According to the gallery’s Facebook page, “Spectral Days is a deeply personal project that delves into a loaded family history. It conjures up memories of Shahbazi and her family’s exile from Iran following the revolution and of her eventual return back to the land she was once forced to leave. A long process of scanning, cropping, layering and manipulating ensued. The outcome is Spectral Days, a series of more than forty haunting images in various sizes that form a stylistic departure from her signature comic strip visual aesthetic – a collection of photomontages that resides in the hazy transition between the past and its remembrance.”

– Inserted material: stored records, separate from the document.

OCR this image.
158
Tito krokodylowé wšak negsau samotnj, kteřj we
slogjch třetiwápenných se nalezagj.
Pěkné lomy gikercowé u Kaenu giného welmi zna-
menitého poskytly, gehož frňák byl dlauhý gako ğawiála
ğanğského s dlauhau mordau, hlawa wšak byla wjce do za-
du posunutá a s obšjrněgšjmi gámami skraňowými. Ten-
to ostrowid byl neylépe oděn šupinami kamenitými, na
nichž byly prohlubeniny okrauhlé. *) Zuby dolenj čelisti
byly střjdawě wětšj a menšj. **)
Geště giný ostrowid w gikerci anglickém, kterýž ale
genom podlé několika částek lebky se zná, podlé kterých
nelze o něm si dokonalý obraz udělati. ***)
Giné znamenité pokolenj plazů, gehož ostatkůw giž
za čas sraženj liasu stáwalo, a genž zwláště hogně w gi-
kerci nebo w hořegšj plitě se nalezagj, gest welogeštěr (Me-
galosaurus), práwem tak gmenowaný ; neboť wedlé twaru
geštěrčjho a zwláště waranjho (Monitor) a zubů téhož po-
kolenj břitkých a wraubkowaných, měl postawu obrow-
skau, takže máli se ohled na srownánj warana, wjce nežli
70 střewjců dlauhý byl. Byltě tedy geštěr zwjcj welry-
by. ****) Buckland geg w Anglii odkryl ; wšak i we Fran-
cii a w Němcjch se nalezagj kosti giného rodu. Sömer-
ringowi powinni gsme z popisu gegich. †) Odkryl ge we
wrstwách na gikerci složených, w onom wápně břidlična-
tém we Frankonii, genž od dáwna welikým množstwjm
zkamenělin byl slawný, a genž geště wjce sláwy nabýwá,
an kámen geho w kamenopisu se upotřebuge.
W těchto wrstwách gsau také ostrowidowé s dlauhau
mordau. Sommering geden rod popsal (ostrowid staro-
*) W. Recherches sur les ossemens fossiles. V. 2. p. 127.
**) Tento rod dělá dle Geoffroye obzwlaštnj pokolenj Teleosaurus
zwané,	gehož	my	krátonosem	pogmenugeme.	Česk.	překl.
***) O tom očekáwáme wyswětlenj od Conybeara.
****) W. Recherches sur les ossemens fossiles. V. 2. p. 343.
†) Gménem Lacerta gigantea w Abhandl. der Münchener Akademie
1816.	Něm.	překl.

The photos are highly altered to reveal the emotions they invoke within the viewer rather than the figures within them. Family members turn into phosphoric ghosts and beloved pets are smeared with paint. The photos are no longer the focus of the situation, but the process of transformation which they have undergone. “Shahbazi plays with the conventions of linear narration by transforming analogue physical objects into transient digital spaces, and back. The photographs become fluid animated spaces, re-imagined each time you look at them, rousing a train of memories in which the logic of reality does not exist.”

Spectral Days is also the inaugural exhibition for Gypsum Gallery which has just opened its doors to the public in a quaint building in Zamalek. The exhibition will run until 29 November, available to the public from 12pm till 8pm daily.